European scientists have developed a new test that detects early stage Parkinson’s disease by analyzing molecules found in a person’s spinal fluid.
Experts say that the test needs to be validated with a larger sample group but they are optimistic that it could one day help to improve diagnosis of the disease.
The study appears in the journal Annals of Clinical and Translational Neurology.
The new test detects a protein molecule called alpha-synuclein, which forms sticky clumps called Lewy bodies inside the brain cells of people with Parkinson’s and some types of dementia.
Previous efforts to develop a test for alpha-synuclein have produced inconsistent results because the protein is also found in healthy brains. It is only when the protein clumps together that it causes problems.

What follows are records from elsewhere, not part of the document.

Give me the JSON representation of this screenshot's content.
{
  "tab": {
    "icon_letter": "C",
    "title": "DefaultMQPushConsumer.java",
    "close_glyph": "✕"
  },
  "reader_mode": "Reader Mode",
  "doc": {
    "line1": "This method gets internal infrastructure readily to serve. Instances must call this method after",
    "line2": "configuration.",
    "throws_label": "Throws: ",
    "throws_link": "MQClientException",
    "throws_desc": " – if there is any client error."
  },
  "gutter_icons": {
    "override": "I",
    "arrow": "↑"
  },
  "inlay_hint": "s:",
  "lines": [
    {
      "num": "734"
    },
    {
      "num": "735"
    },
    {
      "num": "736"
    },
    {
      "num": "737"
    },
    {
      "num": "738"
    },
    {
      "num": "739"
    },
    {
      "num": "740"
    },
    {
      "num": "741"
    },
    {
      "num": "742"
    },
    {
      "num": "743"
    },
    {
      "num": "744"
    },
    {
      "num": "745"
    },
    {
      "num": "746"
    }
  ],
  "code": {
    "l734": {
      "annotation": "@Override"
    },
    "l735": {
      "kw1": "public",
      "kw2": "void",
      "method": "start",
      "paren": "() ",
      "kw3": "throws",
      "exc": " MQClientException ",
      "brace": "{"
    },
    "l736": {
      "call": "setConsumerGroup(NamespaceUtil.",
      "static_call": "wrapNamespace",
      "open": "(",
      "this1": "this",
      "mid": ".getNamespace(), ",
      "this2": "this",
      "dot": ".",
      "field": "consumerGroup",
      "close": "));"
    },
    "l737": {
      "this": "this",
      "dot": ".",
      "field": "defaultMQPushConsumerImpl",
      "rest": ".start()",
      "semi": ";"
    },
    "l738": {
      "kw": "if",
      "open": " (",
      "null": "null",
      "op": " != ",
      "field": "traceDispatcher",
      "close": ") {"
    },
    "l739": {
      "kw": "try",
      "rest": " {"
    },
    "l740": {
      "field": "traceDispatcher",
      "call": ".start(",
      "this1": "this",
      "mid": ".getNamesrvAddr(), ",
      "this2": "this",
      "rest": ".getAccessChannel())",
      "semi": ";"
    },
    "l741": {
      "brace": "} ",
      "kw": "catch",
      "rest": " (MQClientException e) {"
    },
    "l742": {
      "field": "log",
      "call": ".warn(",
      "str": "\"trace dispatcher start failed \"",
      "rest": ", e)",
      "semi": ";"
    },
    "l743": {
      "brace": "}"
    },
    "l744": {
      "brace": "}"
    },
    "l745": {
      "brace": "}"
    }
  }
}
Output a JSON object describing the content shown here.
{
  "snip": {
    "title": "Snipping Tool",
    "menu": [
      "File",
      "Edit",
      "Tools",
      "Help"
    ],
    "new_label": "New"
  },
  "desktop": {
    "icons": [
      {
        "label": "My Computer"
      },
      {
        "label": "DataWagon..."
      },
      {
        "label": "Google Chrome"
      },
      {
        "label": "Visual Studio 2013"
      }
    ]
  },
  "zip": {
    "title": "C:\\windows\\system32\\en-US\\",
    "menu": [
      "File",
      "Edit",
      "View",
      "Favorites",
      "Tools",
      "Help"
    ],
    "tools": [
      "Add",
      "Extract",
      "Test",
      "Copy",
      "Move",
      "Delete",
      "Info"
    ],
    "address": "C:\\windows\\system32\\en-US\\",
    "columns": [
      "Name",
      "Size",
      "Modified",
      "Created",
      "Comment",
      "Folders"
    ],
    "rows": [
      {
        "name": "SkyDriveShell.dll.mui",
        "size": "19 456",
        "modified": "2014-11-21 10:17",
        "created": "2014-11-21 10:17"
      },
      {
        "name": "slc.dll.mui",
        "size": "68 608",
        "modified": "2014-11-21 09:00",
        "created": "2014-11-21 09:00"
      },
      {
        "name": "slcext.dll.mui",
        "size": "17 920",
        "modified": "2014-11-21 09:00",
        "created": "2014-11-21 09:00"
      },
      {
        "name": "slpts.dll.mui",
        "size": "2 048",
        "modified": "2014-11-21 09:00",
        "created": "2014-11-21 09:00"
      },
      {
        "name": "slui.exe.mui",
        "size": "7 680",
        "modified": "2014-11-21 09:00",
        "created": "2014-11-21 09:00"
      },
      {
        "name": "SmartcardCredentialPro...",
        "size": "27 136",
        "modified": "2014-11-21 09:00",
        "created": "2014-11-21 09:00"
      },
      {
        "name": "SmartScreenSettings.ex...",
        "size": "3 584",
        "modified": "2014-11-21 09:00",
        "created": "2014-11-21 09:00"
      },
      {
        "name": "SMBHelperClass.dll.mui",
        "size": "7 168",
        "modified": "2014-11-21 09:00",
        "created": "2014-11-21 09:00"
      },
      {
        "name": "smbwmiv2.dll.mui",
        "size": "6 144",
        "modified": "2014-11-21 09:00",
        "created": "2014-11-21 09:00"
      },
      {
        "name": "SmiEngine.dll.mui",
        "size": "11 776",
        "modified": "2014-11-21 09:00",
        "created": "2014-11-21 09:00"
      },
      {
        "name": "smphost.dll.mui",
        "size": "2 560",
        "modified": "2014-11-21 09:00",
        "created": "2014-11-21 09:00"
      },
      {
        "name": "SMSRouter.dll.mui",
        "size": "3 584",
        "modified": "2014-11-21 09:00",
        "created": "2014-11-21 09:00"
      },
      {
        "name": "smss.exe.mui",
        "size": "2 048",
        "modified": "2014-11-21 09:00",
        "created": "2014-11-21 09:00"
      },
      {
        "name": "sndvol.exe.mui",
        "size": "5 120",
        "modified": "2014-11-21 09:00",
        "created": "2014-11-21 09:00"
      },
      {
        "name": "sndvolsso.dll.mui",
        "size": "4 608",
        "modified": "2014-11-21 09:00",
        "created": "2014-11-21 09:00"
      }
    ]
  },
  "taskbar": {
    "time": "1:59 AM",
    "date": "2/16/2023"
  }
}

Researchers at the University of Edinburgh made use of a highly sensitive technology that measures the stickiness of proteins.
The approach, called real-time quaking-induced conversion, can detect tiny differences in the properties of proteins in the brain that can mean the difference between disease or not.
In early tests, the technique accurately identified 19 out of 20 samples from patients with Parkinson’s disease, as well as three samples from people considered to be at risk of the condition.
Significantly, there were no false positives in any of the 15 control samples from healthy people.
The technique also identified patients with a type of dementia caused by Lewy bodies, but not other types of dementia such as Alzheimer’s disease.
Parkinson’s disease is a progressive brain condition caused by the loss of nerve cells. Currently, it is not known what causes the condition and there is currently no accurate test for it.
Patients often have to wait years for a diagnosis, which is based on physical symptoms, their medical history and the results of simple mental and physical exercises.
Dr. Alison Green, of the National CJD Research and Surveillance Unit at the University of Edinburgh, said, “We have already used this technique to develop an accurate test for Creutzfeldt–Jakob disease, another neurodegenerative condition. We hope that with further refinement, our approach will help to improve diagnosis for Parkinson’s patients.
“We are also interested in whether it could be used to identify people with Parkinson’s and Lewy body dementia in the early stages of their illness. These people could then be given the opportunity to take part in trials of new medicines that may slow, or stop, the progression of disease.”